Luo Lilan(羅 麗蘭), 安藤 沙友理、坂本 勇貴、鈴木 崇紀、高橋 広夫、石橋 奈々子、小島 晶子、栗原 大輔、東山 哲也、山本 興太朗、松永 幸大、町田 千代子、笹部 美知子、町田 泰則

タイトル(英)
The formation of perinucleolar bodies is important for normal leaf development and requires the zinc-finger DNA-binding motif in Arabidopsis ASYMMETRIC LEAVES2
タイトル(日)
シロイヌナズナの ASYMMETRIC LEAVES2 のジンクフィンガー DNA 結合モチーフは核小体周辺領域における顆粒形成に重要であり、その顆粒形成は正常な葉形成にとって必要である
発表された専門誌
The Plant Journal, 101, 1118–1134, 2020年, DOI: 10.1111/tpj.14579、Cover

私達は、シロイヌナズナのASYMMETRIC LEAVES2(AS2)遺伝子を基軸として葉の向―背軸(表・裏)分化の分子機構を研究している。AS2は植物固有の核蛋白質であり、植物特有の発生機構の存在が予測される。私達はこれまでに次のような報告をした。(1) AS2は表側化因子であり、葉の裏側化因子であるARF3遺伝子のコード領域に直接結合し、予定表側領域でその転写を抑制し、表側分化を促進し、扁平で左右相称的な葉の形成を誘導する(図1)。(2) ARF3遺伝子への結合には、ジンクフィンガーを含むAS2/LOBドメインが必須である。(3) ARF3 DNAのCpGのメチル化維持に関わる。(4) 間期の細胞では、核小体周縁部にAS2 bodyと名付けた顆粒を形成する(図1)。(5) ARF3を完全に抑制するためには核小体局在因子など(modifiers)との協調的な作用が重要である。しかし以上の知見を含む統一的な協調的発現抑制のモデルは得られていない。本論文では次ぎのような実験結果を報告し、AS2 bodyと核小体が協調的なARF3発現抑制の場である可能性を議論した。

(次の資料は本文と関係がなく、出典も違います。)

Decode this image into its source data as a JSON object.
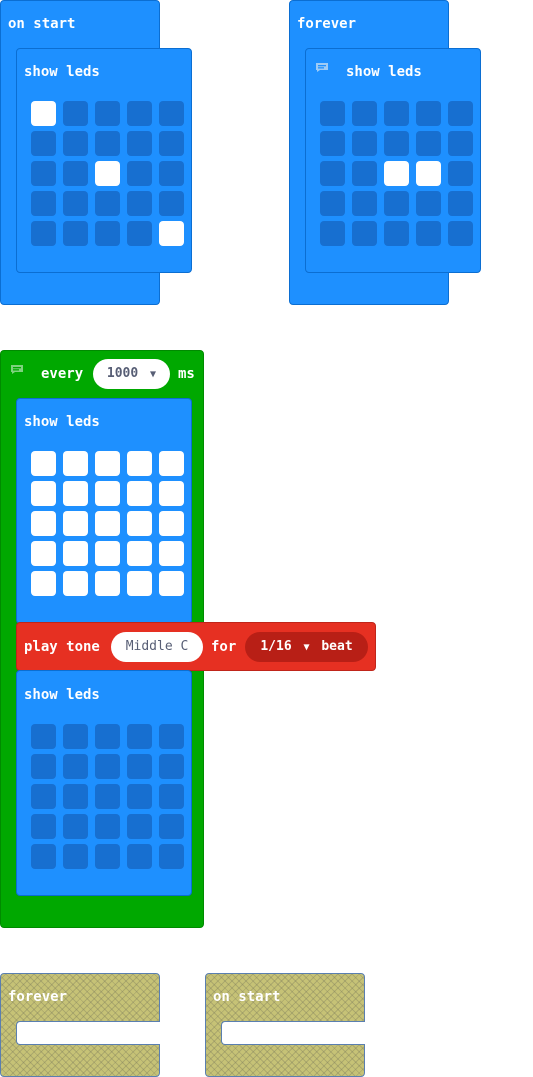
{
  "blocks": {
    "on_start_1": {
      "label": "on start",
      "inner": {
        "label": "show leds"
      },
      "leds": [
        [
          1,
          0,
          0,
          0,
          0
        ],
        [
          0,
          0,
          0,
          0,
          0
        ],
        [
          0,
          0,
          1,
          0,
          0
        ],
        [
          0,
          0,
          0,
          0,
          0
        ],
        [
          0,
          0,
          0,
          0,
          1
        ]
      ]
    },
    "forever_1": {
      "label": "forever",
      "inner": {
        "label": "show leds",
        "comment_icon": "comment-icon"
      },
      "leds": [
        [
          0,
          0,
          0,
          0,
          0
        ],
        [
          0,
          0,
          0,
          0,
          0
        ],
        [
          0,
          0,
          1,
          1,
          0
        ],
        [
          0,
          0,
          0,
          0,
          0
        ],
        [
          0,
          0,
          0,
          0,
          0
        ]
      ]
    },
    "every": {
      "label": "every",
      "interval": "1000",
      "unit": "ms",
      "comment_icon": "comment-icon",
      "dropdown_icon": "triangle-down-icon",
      "show_leds_1": {
        "label": "show leds",
        "leds": [
          [
            1,
            1,
            1,
            1,
            1
          ],
          [
            1,
            1,
            1,
            1,
            1
          ],
          [
            1,
            1,
            1,
            1,
            1
          ],
          [
            1,
            1,
            1,
            1,
            1
          ],
          [
            1,
            1,
            1,
            1,
            1
          ]
        ]
      },
      "play_tone": {
        "label_play": "play tone",
        "note": "Middle C",
        "label_for": "for",
        "duration": "1/16",
        "duration_unit": "beat"
      },
      "show_leds_2": {
        "label": "show leds",
        "leds": [
          [
            0,
            0,
            0,
            0,
            0
          ],
          [
            0,
            0,
            0,
            0,
            0
          ],
          [
            0,
            0,
            0,
            0,
            0
          ],
          [
            0,
            0,
            0,
            0,
            0
          ],
          [
            0,
            0,
            0,
            0,
            0
          ]
        ]
      }
    },
    "forever_disabled": {
      "label": "forever"
    },
    "on_start_disabled": {
      "label": "on start"
    }
  },
  "colors": {
    "basic_blue": "#1e90ff",
    "loops_green": "#00a800",
    "music_red": "#e63022",
    "led_off": "#176fd0",
    "led_on": "#ffffff",
    "disabled": "#c6c276"
  }
}
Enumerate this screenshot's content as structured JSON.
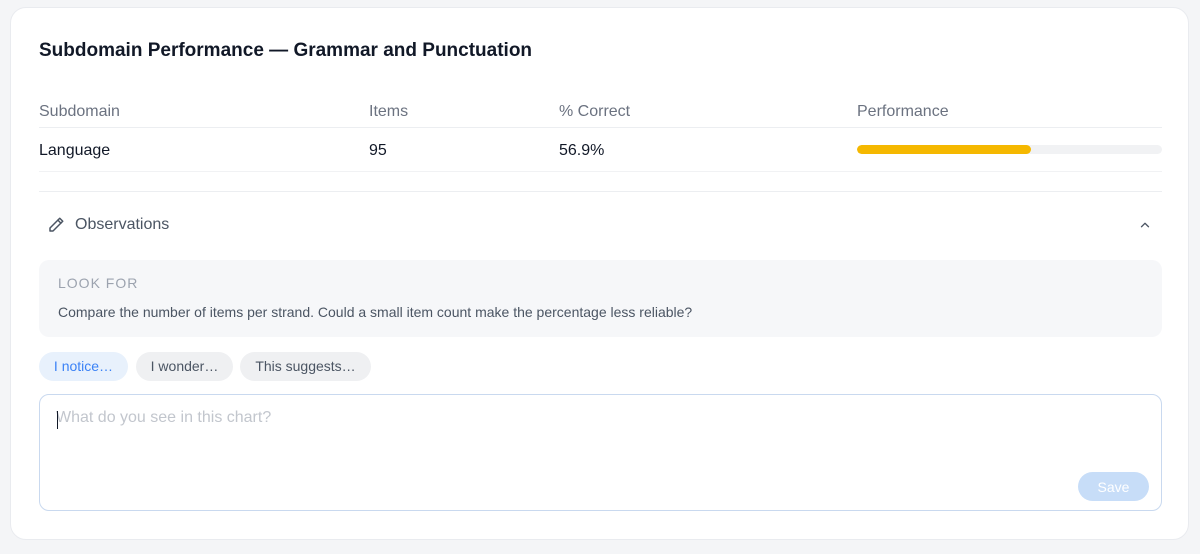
{
  "card": {
    "title": "Subdomain Performance — Grammar and Punctuation"
  },
  "table": {
    "headers": [
      "Subdomain",
      "Items",
      "% Correct",
      "Performance"
    ],
    "rows": [
      {
        "subdomain": "Language",
        "items": "95",
        "percent_correct": "56.9%",
        "performance_fraction": 0.569
      }
    ]
  },
  "observations": {
    "label": "Observations",
    "icon": "pencil-icon",
    "collapse_icon": "chevron-up-icon",
    "look_for": {
      "title": "LOOK FOR",
      "text": "Compare the number of items per strand. Could a small item count make the percentage less reliable?"
    },
    "chips": [
      {
        "label": "I notice…",
        "active": true
      },
      {
        "label": "I wonder…",
        "active": false
      },
      {
        "label": "This suggests…",
        "active": false
      }
    ],
    "input": {
      "value": "",
      "placeholder": "What do you see in this chart?"
    },
    "save_label": "Save"
  },
  "colors": {
    "accent": "#3b82f6",
    "performance_bar": "#f5b800",
    "bar_track": "#f1f2f4",
    "save_disabled": "#c7ddf8"
  }
}
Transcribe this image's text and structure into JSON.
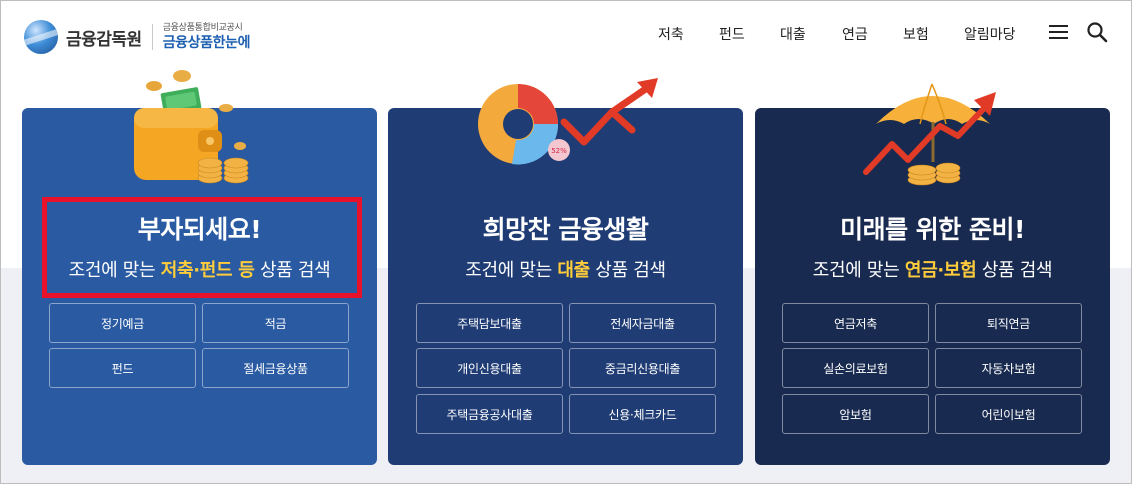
{
  "header": {
    "logo_text": "금융감독원",
    "logo_sub_small": "금융상품통합비교공시",
    "logo_sub_big": "금융상품한눈에",
    "nav": [
      "저축",
      "펀드",
      "대출",
      "연금",
      "보험",
      "알림마당"
    ]
  },
  "cards": [
    {
      "title": "부자되세요!",
      "sub_prefix": "조건에 맞는 ",
      "sub_highlight": "저축·펀드 등",
      "sub_suffix": " 상품 검색",
      "buttons": [
        "정기예금",
        "적금",
        "펀드",
        "절세금융상품"
      ]
    },
    {
      "title": "희망찬 금융생활",
      "sub_prefix": "조건에 맞는 ",
      "sub_highlight": "대출",
      "sub_suffix": " 상품 검색",
      "buttons": [
        "주택담보대출",
        "전세자금대출",
        "개인신용대출",
        "중금리신용대출",
        "주택금융공사대출",
        "신용·체크카드"
      ]
    },
    {
      "title": "미래를 위한 준비!",
      "sub_prefix": "조건에 맞는 ",
      "sub_highlight": "연금·보험",
      "sub_suffix": " 상품 검색",
      "buttons": [
        "연금저축",
        "퇴직연금",
        "실손의료보험",
        "자동차보험",
        "암보험",
        "어린이보험"
      ]
    }
  ],
  "chart_badge": "52%",
  "colors": {
    "card1": "#2a5aa1",
    "card2": "#1f3c74",
    "card3": "#182a4f",
    "highlight_text": "#ffcd3b",
    "annotation_box": "#e8132a"
  }
}
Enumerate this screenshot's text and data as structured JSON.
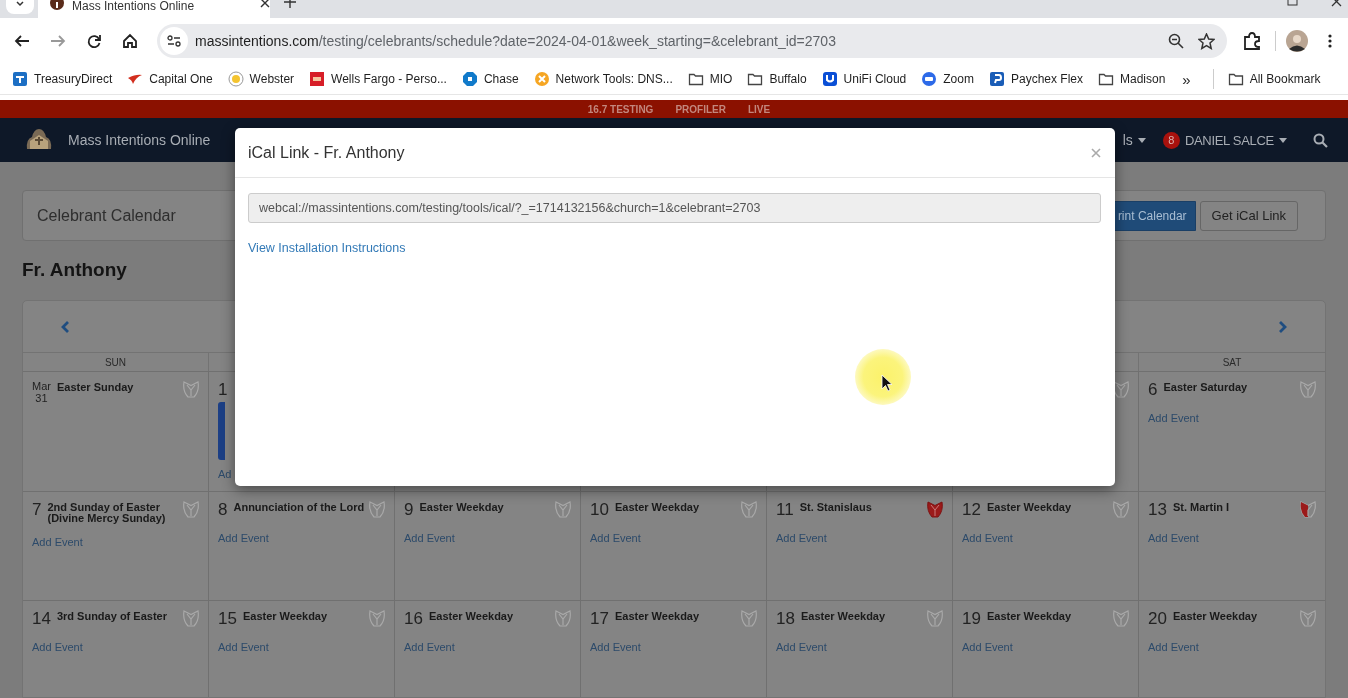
{
  "browser": {
    "tab": {
      "title": "Mass Intentions Online"
    },
    "address": {
      "domain": "massintentions.com",
      "path": "/testing/celebrants/schedule?date=2024-04-01&week_starting=&celebrant_id=2703"
    },
    "bookmarks": [
      {
        "label": "TreasuryDirect",
        "kind": "td"
      },
      {
        "label": "Capital One",
        "kind": "capitalone"
      },
      {
        "label": "Webster",
        "kind": "webster"
      },
      {
        "label": "Wells Fargo - Perso...",
        "kind": "wellsfargo"
      },
      {
        "label": "Chase",
        "kind": "chase"
      },
      {
        "label": "Network Tools: DNS...",
        "kind": "nettools"
      },
      {
        "label": "MIO",
        "kind": "folder"
      },
      {
        "label": "Buffalo",
        "kind": "folder"
      },
      {
        "label": "UniFi Cloud",
        "kind": "unifi"
      },
      {
        "label": "Zoom",
        "kind": "zoom"
      },
      {
        "label": "Paychex Flex",
        "kind": "paychex"
      },
      {
        "label": "Madison",
        "kind": "folder"
      }
    ],
    "more": "»",
    "all_bookmarks": "All Bookmark"
  },
  "env_bar": [
    "16.7 TESTING",
    "PROFILER",
    "LIVE"
  ],
  "navbar": {
    "brand": "Mass Intentions Online",
    "menu_fragment": "ls",
    "notifications": "8",
    "user": "DANIEL SALCE"
  },
  "header": {
    "title": "Celebrant Calendar",
    "print_button": "rint Calendar",
    "ical_button": "Get iCal Link"
  },
  "celebrant": "Fr. Anthony",
  "calendar": {
    "day_headers": {
      "first": "SUN",
      "last": "SAT"
    },
    "weeks": [
      {
        "cells": [
          {
            "month": "Mar",
            "day": "31",
            "title": "Easter Sunday",
            "red_vestment": false
          },
          {
            "day": "1",
            "has_event": true,
            "add_event": "Ad"
          },
          {},
          {},
          {},
          {
            "red_vestment": false
          },
          {
            "day": "6",
            "title": "Easter Saturday",
            "red_vestment": false,
            "add_event": "Add Event"
          }
        ]
      },
      {
        "cells": [
          {
            "day": "7",
            "title": "2nd Sunday of Easter (Divine Mercy Sunday)",
            "red_vestment": false,
            "add_event": "Add Event"
          },
          {
            "day": "8",
            "title": "Annunciation of the Lord",
            "red_vestment": false,
            "add_event": "Add Event"
          },
          {
            "day": "9",
            "title": "Easter Weekday",
            "red_vestment": false,
            "add_event": "Add Event"
          },
          {
            "day": "10",
            "title": "Easter Weekday",
            "red_vestment": false,
            "add_event": "Add Event"
          },
          {
            "day": "11",
            "title": "St. Stanislaus",
            "red_vestment": true,
            "add_event": "Add Event"
          },
          {
            "day": "12",
            "title": "Easter Weekday",
            "red_vestment": false,
            "add_event": "Add Event"
          },
          {
            "day": "13",
            "title": "St. Martin I",
            "red_vestment": true,
            "half_red": true,
            "add_event": "Add Event"
          }
        ]
      },
      {
        "cells": [
          {
            "day": "14",
            "title": "3rd Sunday of Easter",
            "red_vestment": false,
            "add_event": "Add Event"
          },
          {
            "day": "15",
            "title": "Easter Weekday",
            "red_vestment": false,
            "add_event": "Add Event"
          },
          {
            "day": "16",
            "title": "Easter Weekday",
            "red_vestment": false,
            "add_event": "Add Event"
          },
          {
            "day": "17",
            "title": "Easter Weekday",
            "red_vestment": false,
            "add_event": "Add Event"
          },
          {
            "day": "18",
            "title": "Easter Weekday",
            "red_vestment": false,
            "add_event": "Add Event"
          },
          {
            "day": "19",
            "title": "Easter Weekday",
            "red_vestment": false,
            "add_event": "Add Event"
          },
          {
            "day": "20",
            "title": "Easter Weekday",
            "red_vestment": false,
            "add_event": "Add Event"
          }
        ]
      }
    ]
  },
  "modal": {
    "title": "iCal Link - Fr. Anthony",
    "url": "webcal://massintentions.com/testing/tools/ical/?_=1714132156&church=1&celebrant=2703",
    "link": "View Installation Instructions"
  }
}
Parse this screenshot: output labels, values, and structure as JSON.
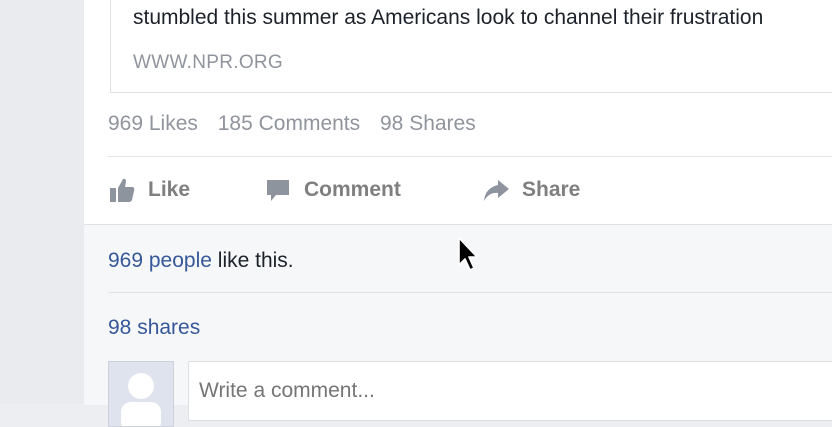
{
  "link_preview": {
    "description": "stumbled this summer as Americans look to channel their frustration",
    "domain": "WWW.NPR.ORG"
  },
  "stats": {
    "likes": "969 Likes",
    "comments": "185 Comments",
    "shares": "98 Shares"
  },
  "actions": {
    "like_label": "Like",
    "comment_label": "Comment",
    "share_label": "Share"
  },
  "reactions": {
    "people_link": "969 people",
    "like_suffix": " like this."
  },
  "shares_link": "98 shares",
  "comment_box": {
    "placeholder": "Write a comment..."
  },
  "colors": {
    "link": "#365899",
    "muted": "#90949c",
    "action": "#7f7f7f"
  },
  "icons": [
    "thumbs-up-icon",
    "comment-icon",
    "share-icon",
    "mouse-cursor-icon",
    "avatar-silhouette-icon"
  ]
}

1. AS2 body形成には、AS2/LOBドメインが必要である。

2. 間期の細胞では、AS2 bodyは核小体周縁部にある2個のクロモセンター(45SリボソームDNAリピートを含むクロマチンの塊)と部分的に重なる(図2)。

3. M期の細胞では、AS2 bodyは染色体とともに挙動し娘細胞に分配される。

4. 核小体にある複数の蛋白質が、AS2 bodyの構造に影響する。